Джестер машинально пощупал свои ребра.
– Какой же я пышный?
– Я не сказал пышный… Я сказал напыщенный. А раз у вас такой вонючий, убогий запас слов, так запомните, что это значит – болван!.. болван!.. болван!..
Джестер поднял руку, словно заслоняясь от удара, и попятился к двери.
– Да ну тебя! – закричал он и выбежал вон.
Он бежал всю дорогу до дома Ребы и, добежав, громко и зло постучал в дверь.

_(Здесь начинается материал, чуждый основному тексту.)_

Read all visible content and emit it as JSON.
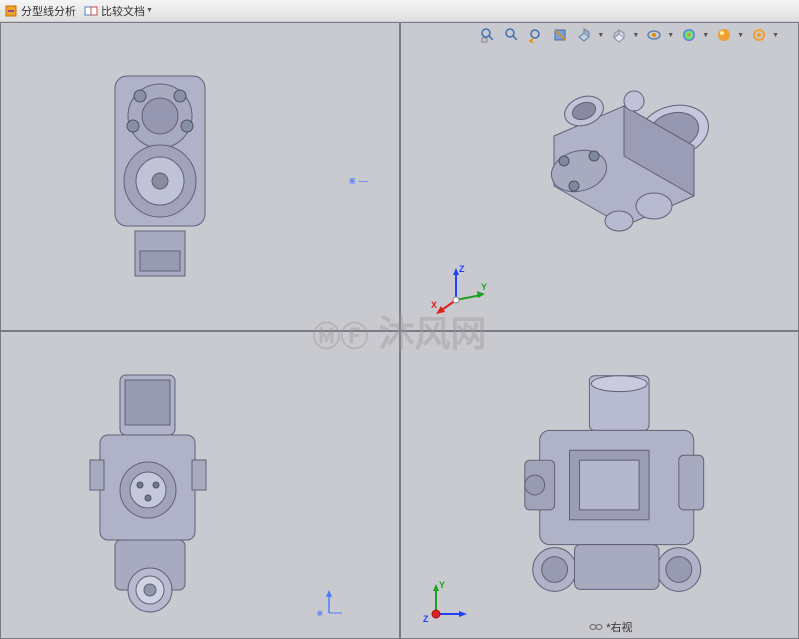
{
  "toolbar": {
    "item1_label": "分型线分析",
    "item2_label": "比较文档"
  },
  "hud_icons": {
    "zoom_fit": "zoom-fit",
    "zoom_area": "zoom-area",
    "prev_view": "previous-view",
    "section": "section-view",
    "view_orient": "view-orientation",
    "display_style": "display-style",
    "hide_show": "hide-show",
    "appearance": "edit-appearance",
    "scene": "apply-scene",
    "view_settings": "view-settings"
  },
  "triads": {
    "iso": {
      "x": "X",
      "y": "Y",
      "z": "Z"
    },
    "right": {
      "x": "Y",
      "y": "Z"
    }
  },
  "view_label": "*右视",
  "watermark_text": "沐风网",
  "plane_indicator": "⋇"
}
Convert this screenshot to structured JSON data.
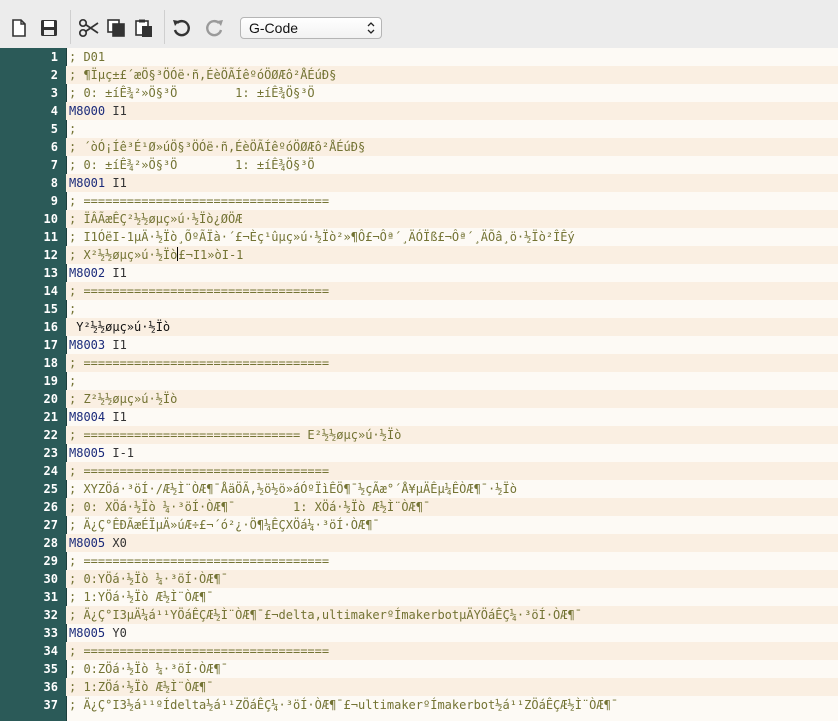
{
  "toolbar": {
    "buttons": [
      {
        "name": "new-file",
        "icon": "new-file-icon"
      },
      {
        "name": "save",
        "icon": "save-icon"
      },
      {
        "name": "cut",
        "icon": "scissors-icon"
      },
      {
        "name": "copy",
        "icon": "copy-icon"
      },
      {
        "name": "paste",
        "icon": "paste-icon"
      },
      {
        "name": "undo",
        "icon": "undo-icon"
      },
      {
        "name": "redo",
        "icon": "redo-icon"
      }
    ],
    "mode_select": {
      "value": "G-Code"
    }
  },
  "editor": {
    "lines": [
      {
        "n": "1",
        "text": "; D01",
        "kind": "comment"
      },
      {
        "n": "2",
        "text": "; ¶Ïµç±£´æÖ§³ÖÓë·ñ,ÉèÖÃÍêºóÖØÆô²ÅÉúÐ§",
        "kind": "comment"
      },
      {
        "n": "3",
        "text": "; 0: ±íÊ¾²»Ö§³Ö        1: ±íÊ¾Ö§³Ö",
        "kind": "comment"
      },
      {
        "n": "4",
        "cmd": "M8000",
        "args": " I1",
        "kind": "code"
      },
      {
        "n": "5",
        "text": ";",
        "kind": "comment"
      },
      {
        "n": "6",
        "text": "; ´òÓ¡Íê³É¹Ø»úÖ§³ÖÓë·ñ,ÉèÖÃÍêºóÖØÆô²ÅÉúÐ§",
        "kind": "comment"
      },
      {
        "n": "7",
        "text": "; 0: ±íÊ¾²»Ö§³Ö        1: ±íÊ¾Ö§³Ö",
        "kind": "comment"
      },
      {
        "n": "8",
        "cmd": "M8001",
        "args": " I1",
        "kind": "code"
      },
      {
        "n": "9",
        "text": "; ==================================",
        "kind": "comment"
      },
      {
        "n": "10",
        "text": "; ÏÂÃæÊÇ²½½øµç»ú·½Ïò¿ØÖÆ",
        "kind": "comment"
      },
      {
        "n": "11",
        "text": "; I1ÓëI-1µÄ·½Ïò¸ÕºÃÏà·´£¬Èç¹ûµç»ú·½Ïò²»¶Ô£¬Ôª´¸ÄÓÏß£¬Ôª´¸ÄÕâ¸ö·½Ïò²ÎÊý",
        "kind": "comment"
      },
      {
        "n": "12",
        "text": "; X²½½øµç»ú·½Ïò",
        "text_after": "£¬I1»òI-1",
        "kind": "comment",
        "caret": true
      },
      {
        "n": "13",
        "cmd": "M8002",
        "args": " I1",
        "kind": "code"
      },
      {
        "n": "14",
        "text": "; ==================================",
        "kind": "comment"
      },
      {
        "n": "15",
        "text": ";",
        "kind": "comment"
      },
      {
        "n": "16",
        "text": " Y²½½øµç»ú·½Ïò",
        "kind": "black"
      },
      {
        "n": "17",
        "cmd": "M8003",
        "args": " I1",
        "kind": "code"
      },
      {
        "n": "18",
        "text": "; ==================================",
        "kind": "comment"
      },
      {
        "n": "19",
        "text": ";",
        "kind": "comment"
      },
      {
        "n": "20",
        "text": "; Z²½½øµç»ú·½Ïò",
        "kind": "comment"
      },
      {
        "n": "21",
        "cmd": "M8004",
        "args": " I1",
        "kind": "code"
      },
      {
        "n": "22",
        "text": "; ============================== E²½½øµç»ú·½Ïò",
        "kind": "comment"
      },
      {
        "n": "23",
        "cmd": "M8005",
        "args": " I-1",
        "kind": "code"
      },
      {
        "n": "24",
        "text": "; ==================================",
        "kind": "comment"
      },
      {
        "n": "25",
        "text": "; XYZÖá·³öÍ·/Æ½Ì¨ÒÆ¶¯ÅäÖÃ,½ö½ö»áÓºÏìÊÖ¶¯½çÃæ°´Å¥µÄÊµ¼ÊÒÆ¶¯·½Ïò",
        "kind": "comment"
      },
      {
        "n": "26",
        "text": "; 0: XÖá·½Ïò ¼·³öÍ·ÒÆ¶¯        1: XÖá·½Ïò Æ½Ì¨ÒÆ¶¯",
        "kind": "comment"
      },
      {
        "n": "27",
        "text": "; Ä¿Ç°ÊÐÃæÉÏµÄ»úÆ÷£¬´ó²¿·Ö¶¼ÊÇXÖá¼·³öÍ·ÒÆ¶¯",
        "kind": "comment"
      },
      {
        "n": "28",
        "cmd": "M8005",
        "args": " X0",
        "kind": "code"
      },
      {
        "n": "29",
        "text": "; ==================================",
        "kind": "comment"
      },
      {
        "n": "30",
        "text": "; 0:YÖá·½Ïò ¼·³öÍ·ÒÆ¶¯",
        "kind": "comment"
      },
      {
        "n": "31",
        "text": "; 1:YÖá·½Ïò Æ½Ì¨ÒÆ¶¯",
        "kind": "comment"
      },
      {
        "n": "32",
        "text": "; Ä¿Ç°I3µÄ¼á¹¹YÖáÊÇÆ½Ì¨ÒÆ¶¯£¬delta,ultimakerºÍmakerbotµÄYÖáÊÇ¼·³öÍ·ÒÆ¶¯",
        "kind": "comment"
      },
      {
        "n": "33",
        "cmd": "M8005",
        "args": " Y0",
        "kind": "code"
      },
      {
        "n": "34",
        "text": "; ==================================",
        "kind": "comment"
      },
      {
        "n": "35",
        "text": "; 0:ZÖá·½Ïò ¼·³öÍ·ÒÆ¶¯",
        "kind": "comment"
      },
      {
        "n": "36",
        "text": "; 1:ZÖá·½Ïò Æ½Ì¨ÒÆ¶¯",
        "kind": "comment"
      },
      {
        "n": "37",
        "text": "; Ä¿Ç°I3½á¹¹ºÍdelta½á¹¹ZÖáÊÇ¼·³öÍ·ÒÆ¶¯£¬ultimakerºÍmakerbot½á¹¹ZÖáÊÇÆ½Ì¨ÒÆ¶¯",
        "kind": "comment"
      }
    ]
  }
}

Внутри этот дом был совсем не таким, как он ожидал. Это был самый обыкновенный дом. Бандерша спросила его:
– Сколько тебе лет, мальчик?
И Джестер, не умевший лгать, с отчаяния сказал:
– Двадцать один.
– Что бы вы хотели выпить?
– Огромное спасибо, но я совсем ничего не хочу пить. Решил сегодня воздержаться.
Все оказалось так просто, что он и не дрогнул, когда бандерша провела его наверх, не дрогнул он и когда очутился в постели с женщиной, у которой были оранжевые волосы и много золота в зубах. Он зажмурил глаза и, мысленно представив себе темное лицо и голубые, искрящиеся глаза, сумел стать мужчиной.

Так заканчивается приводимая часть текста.